How the California ESA Differs from the Fed
The one area where the California EDA differs from the federal approach concerns the discovery of electronically stored information from sources that a party identifies as not reasonably accessible.

The California EDA does not contain explicit language that states a party does not have to provide discovery of inaccessible ESI. Just as important, unlike the Federal Rules, which put the burden on the requesting party to file a motion to compel to obtain discovery from sources of ESI that are identified as not reasonably accessible, the California EDA appears to place the burden on the producing party to file a Protective Order to claim that specified data sources are inaccessible due to undue burden or expense, and thus do not have to be searched.

Conclusion
Given the new California EDA, it is more important than ever for California employers to become intimately familiar with their own IT systems, policies and practices. In order to identify sources of information that are not accessible due to undue burden or cost, you must understand your IT systems, where relevant data resides, and how difficult and/or burdensome it is to extract the information for discovery. Further, detailed knowledge of your IT systems is critical for determining the form of production for ESI, which now needs to be addressed at the time discovery requests are served or responded to. Without such knowledge, you may agree to produce ESI in a manner that your IT systems will simply not allow and may fail to identify opportunities to take advantage of the cost-shifting provisions discussed above.

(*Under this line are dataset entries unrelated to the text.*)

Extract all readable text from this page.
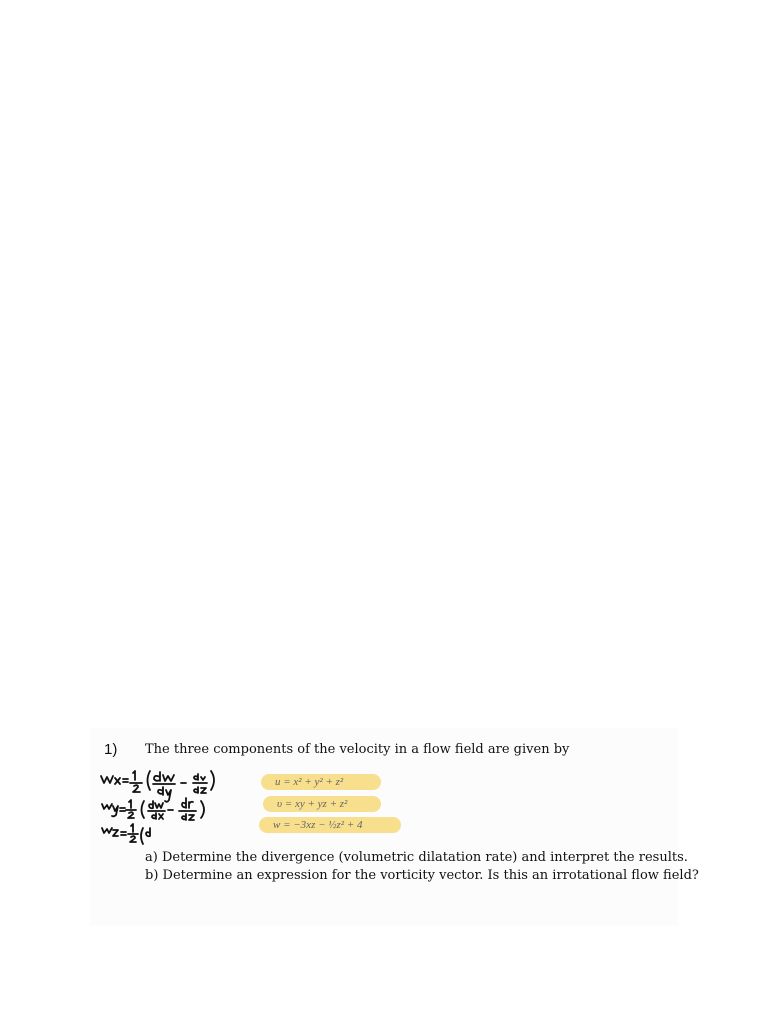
1) The three components of the velocity in a flow field are given by
u = x² + y² + z²
υ = xy + yz + z²
w = −3xz − ½z² + 4
a) Determine the divergence (volumetric dilatation rate) and interpret the results.
b) Determine an expression for the vorticity vector. Is this an irrotational flow field?
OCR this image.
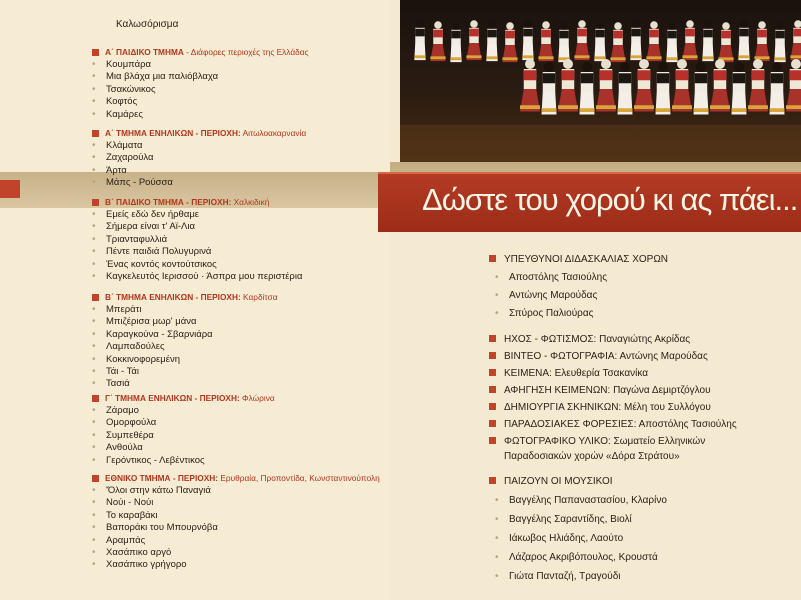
Καλωσόρισμα
Α΄ ΠΑΙΔΙΚΟ ΤΜΗΜΑ - Διάφορες περιοχές της Ελλάδας
• Κουμπάρα
• Μια βλάχα μια παλιόβλαχα
• Τσακώνικος
• Κοφτός
• Καμάρες
Α΄ ΤΜΗΜΑ ΕΝΗΛΙΚΩΝ - ΠΕΡΙΟΧΗ: Αιτωλοακαρνανία
• Κλάματα
• Ζαχαρούλα
• Άρτα
• Μάπς - Ρούσσα
Β΄ ΠΑΙΔΙΚΟ ΤΜΗΜΑ - ΠΕΡΙΟΧΗ: Χαλκιδική
• Εμείς εδώ δεν ήρθαμε
• Σήμερα είναι τ' Αϊ-Λια
• Τριανταφυλλιά
• Πέντε παιδιά Πολυγυρινά
• Ένας κοντός κοντούτσικος
• Καγκελευτός Ιερισσού · Άσπρα μου περιστέρια
Β΄ ΤΜΗΜΑ ΕΝΗΛΙΚΩΝ - ΠΕΡΙΟΧΗ: Καρδίτσα
• Μπεράτι
• Μπιζέρισα μωρ' μάνα
• Καραγκούνα - Σβαρνιάρα
• Λαμπαδούλες
• Κοκκινοφορεμένη
• Τάι - Τάι
• Τασιά
Γ΄ ΤΜΗΜΑ ΕΝΗΛΙΚΩΝ - ΠΕΡΙΟΧΗ: Φλώρινα
• Ζάραμο
• Ομορφούλα
• Συμπεθέρα
• Ανθούλα
• Γερόντικος - Λεβέντικος
ΕΘΝΙΚΟ ΤΜΗΜΑ - ΠΕΡΙΟΧΗ: Ερυθραία, Προποντίδα, Κωνσταντινούπολη
• 'Όλοι στην κάτω Παναγιά
• Νούι - Νούι
• Το καραβάκι
• Βαποράκι του Μπουρνόβα
• Αραμπάς
• Χασάπικο αργό
• Χασάπικο γρήγορο
Δώστε του χορού κι ας πάει...
ΥΠΕΥΘΥΝΟΙ ΔΙΔΑΣΚΑΛΙΑΣ ΧΟΡΩΝ
• Αποστόλης Τασιούλης
• Αντώνης Μαρούδας
• Σπύρος Παλιούρας
ΗΧΟΣ - ΦΩΤΙΣΜΟΣ: Παναγιώτης Ακρίδας
ΒΙΝΤΕΟ - ΦΩΤΟΓΡΑΦΙΑ: Αντώνης Μαρούδας
ΚΕΙΜΕΝΑ: Ελευθερία Τσακανίκα
ΑΦΗΓΗΣΗ ΚΕΙΜΕΝΩΝ: Παγώνα Δεμιρτζόγλου
ΔΗΜΙΟΥΡΓΙΑ ΣΚΗΝΙΚΩΝ: Μέλη του Συλλόγου
ΠΑΡΑΔΟΣΙΑΚΕΣ ΦΟΡΕΣΙΕΣ: Αποστόλης Τασιούλης
ΦΩΤΟΓΡΑΦΙΚΟ ΥΛΙΚΟ: Σωματείο Ελληνικών
Παραδοσιακών χορών «Δόρα Στράτου»
ΠΑΙΖΟΥΝ ΟΙ ΜΟΥΣΙΚΟΙ
• Βαγγέλης Παπαναστασίου, Κλαρίνο
• Βαγγέλης Σαραντίδης, Βιολί
• Ιάκωβος Ηλιάδης, Λαούτο
• Λάζαρος Ακριβόπουλος, Κρουστά
• Γιώτα Πανταζή, Τραγούδι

From a practical standpoint, the California variation on the treatment of inaccessible ESI is not that much different than the Federal Rules. In either case, responding parties have to be proactive if they intend to not search or produce electronic data from inaccessible sources by:
o Promptly identifying sources of ESI that are not reasonably accessible by lodging a timely objection to a discovery request; and
o Providing sufficient details about the burdens and costs of providing the discovery from and the likelihood of finding responsive information on the sources identified.

Therefore, given the cost-shifting provisions of the EDA that are unique to California, employers need to be aggressive about seeking mandatory cost-shifting when dealing with a discovery request that calls for the production of ESI contained on any type of back-up media.